Hong Kong riot police fired warning shots on Tuesday during angry clashes that erupted when authorities tried to remove illegal street stalls set up for Lunar New Year celebrations, the worst street violence since pro-democracy protests in 2014.
Protesters prised bricks from the sidewalk to hurl at police, while others toppled street signs and set fire to rubbish bins in Mong Kok, a gritty neighborhood just across the harbor from the heart of the Asian financial center.
As many as 48 police were injured in the clashes, a police spokeswoman said. Hong Kong television showed police officers being beaten with poles and sticks as they lay on the ground.
Many protesters and police were also shown with blood streaming down their faces. The police spokeswoman also said 24 protesters were arrested.
Police said two warning shots were fired into the air, with pepper spray and batons also used to disperse the crowd. Television footage showed the shots were fired as protesters surrounded several traffic police, pelting them with rubbish, bricks and bottles and wrestling one of them to the ground.
The remains of burned bins and flower pots, chunks of brick and broken bottles lay scattered along the world-famous Nathan Road shopping strip later on Tuesday morning. A taxi with shattered windows was parked nearby.
The clashes broke out after police moved in to clear "hawkers", or illegal vendors who sell local delicacies, trinkets and household goods from makeshift streetside stalls.
The hawkers, a common sight on Hong Kong's bustling streets, quickly attracted a strong social media following under the hashtag #FishballRevolution.
Hong Kong Chief Executive Leung Chun-ying told reporters at a hastily called news conference that the city's government strongly condemned the violence.
Secretary for Security Lai Tung-kwok said police were investigating "indications" that the clashes had been organized. When asked about the warning shots, Lai said police had taken all necessary actions.
"Not the first time"
The protesters had dispersed by 8 a.m. local time (7.00 p.m. ET) but more than 100 had confronted police in a tense, pre-dawn stand-off during the Lunar New Year holiday, when most of the city is shut down.
Police told Reuters they were awaiting orders about security plans for Tuesday night.
Paul Lee, a 65-year-old security guard, said: "This is not the first time there has been violence in Mong Kok."
"I am deeply disappointed in the government," he said.
The underground train station for Mong Kok, a bustling shopping district packed with street markets, shops and high-rise residential buildings, was closed temporarily.
The narrow streets in and around Mong Kok were the scene of some of the most violent clashes during protests in late 2014 to demand greater democracy in the former British colony that returned to Beijing rule in 1997.
Tuesday's clashes, however, appeared more violent.
Hong Kong Indigenous, a "localist" group that is fielding a candidate in a Legislative Council by-election in a few weeks, was involved in the protest, the South China Morning Post newspaper reported.
The group said on its official Facebook page that its candidate, Edward Leung Tin-kei, had been arrested.
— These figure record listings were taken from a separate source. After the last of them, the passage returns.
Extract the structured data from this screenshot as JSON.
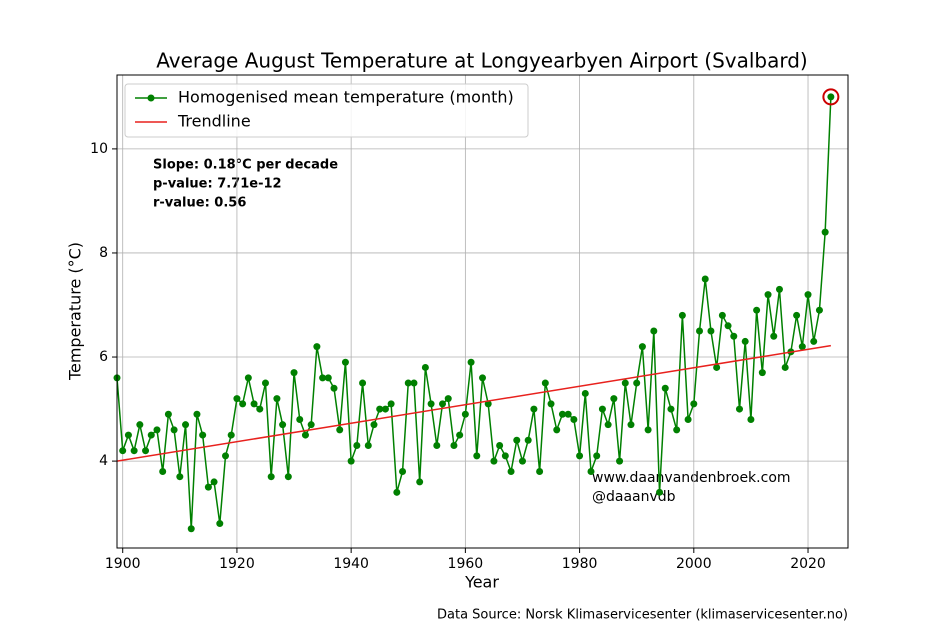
{
  "chart_data": {
    "type": "line",
    "title": "Average August Temperature at Longyearbyen Airport (Svalbard)",
    "x_label": "Year",
    "y_label": "Temperature (°C)",
    "xlim": [
      1899,
      2027
    ],
    "ylim": [
      2.33,
      11.42
    ],
    "xticks": [
      1900,
      1920,
      1940,
      1960,
      1980,
      2000,
      2020
    ],
    "yticks": [
      4,
      6,
      8,
      10
    ],
    "grid": true,
    "legend": "upper left",
    "series": [
      {
        "name": "Homogenised mean temperature (month)",
        "color": "#008000",
        "x": [
          1899,
          1900,
          1901,
          1902,
          1903,
          1904,
          1905,
          1906,
          1907,
          1908,
          1909,
          1910,
          1911,
          1912,
          1913,
          1914,
          1915,
          1916,
          1917,
          1918,
          1919,
          1920,
          1921,
          1922,
          1923,
          1924,
          1925,
          1926,
          1927,
          1928,
          1929,
          1930,
          1931,
          1932,
          1933,
          1934,
          1935,
          1936,
          1937,
          1938,
          1939,
          1940,
          1941,
          1942,
          1943,
          1944,
          1945,
          1946,
          1947,
          1948,
          1949,
          1950,
          1951,
          1952,
          1953,
          1954,
          1955,
          1956,
          1957,
          1958,
          1959,
          1960,
          1961,
          1962,
          1963,
          1964,
          1965,
          1966,
          1967,
          1968,
          1969,
          1970,
          1971,
          1972,
          1973,
          1974,
          1975,
          1976,
          1977,
          1978,
          1979,
          1980,
          1981,
          1982,
          1983,
          1984,
          1985,
          1986,
          1987,
          1988,
          1989,
          1990,
          1991,
          1992,
          1993,
          1994,
          1995,
          1996,
          1997,
          1998,
          1999,
          2000,
          2001,
          2002,
          2003,
          2004,
          2005,
          2006,
          2007,
          2008,
          2009,
          2010,
          2011,
          2012,
          2013,
          2014,
          2015,
          2016,
          2017,
          2018,
          2019,
          2020,
          2021,
          2022,
          2023,
          2024
        ],
        "values": [
          5.6,
          4.2,
          4.5,
          4.2,
          4.7,
          4.2,
          4.5,
          4.6,
          3.8,
          4.9,
          4.6,
          3.7,
          4.7,
          2.7,
          4.9,
          4.5,
          3.5,
          3.6,
          2.8,
          4.1,
          4.5,
          5.2,
          5.1,
          5.6,
          5.1,
          5.0,
          5.5,
          3.7,
          5.2,
          4.7,
          3.7,
          5.7,
          4.8,
          4.5,
          4.7,
          6.2,
          5.6,
          5.6,
          5.4,
          4.6,
          5.9,
          4.0,
          4.3,
          5.5,
          4.3,
          4.7,
          5.0,
          5.0,
          5.1,
          3.4,
          3.8,
          5.5,
          5.5,
          3.6,
          5.8,
          5.1,
          4.3,
          5.1,
          5.2,
          4.3,
          4.5,
          4.9,
          5.9,
          4.1,
          5.6,
          5.1,
          4.0,
          4.3,
          4.1,
          3.8,
          4.4,
          4.0,
          4.4,
          5.0,
          3.8,
          5.5,
          5.1,
          4.6,
          4.9,
          4.9,
          4.8,
          4.1,
          5.3,
          3.8,
          4.1,
          5.0,
          4.7,
          5.2,
          4.0,
          5.5,
          4.7,
          5.5,
          6.2,
          4.6,
          6.5,
          3.4,
          5.4,
          5.0,
          4.6,
          6.8,
          4.8,
          5.1,
          6.5,
          7.5,
          6.5,
          5.8,
          6.8,
          6.6,
          6.4,
          5.0,
          6.3,
          4.8,
          6.9,
          5.7,
          7.2,
          6.4,
          7.3,
          5.8,
          6.1,
          6.8,
          6.2,
          7.2,
          6.3,
          6.9,
          8.4,
          11.0
        ]
      },
      {
        "name": "Trendline",
        "color": "#e8211d",
        "x": [
          1899,
          2024
        ],
        "values": [
          4.0,
          6.22
        ]
      }
    ],
    "annotations": [
      "Slope: 0.18°C per decade",
      "p-value: 7.71e-12",
      "r-value: 0.56"
    ],
    "watermark": [
      "www.daanvandenbroek.com",
      "@daaanvdb"
    ],
    "source": "Data Source: Norsk Klimaservicesenter (klimaservicesenter.no)"
  }
}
They could not be reached immediately by telephone to confirm his arrest.
Hong Kong police declined to comment on who had been involved in the protests or to confirm who had been arrested.
Many so-called localists remain deeply embittered by the lack of any concessions from Beijing or Hong Kong authorities during the pro-democracy protests. Television footage showed protesters on Tuesday shouting: "Establish a Hong Kong country!" during running battles with the police.
Radical protesters and "localists" demanding greater Hong Kong autonomy have vowed to keep fighting even as China shows signs of tightening its grip.
The clashes in December 2014 came when authorities cleared the last of pro-democracy demonstrators from the streets after more than two months of protests that had posed one of the Beijing's greatest political challenges in decades.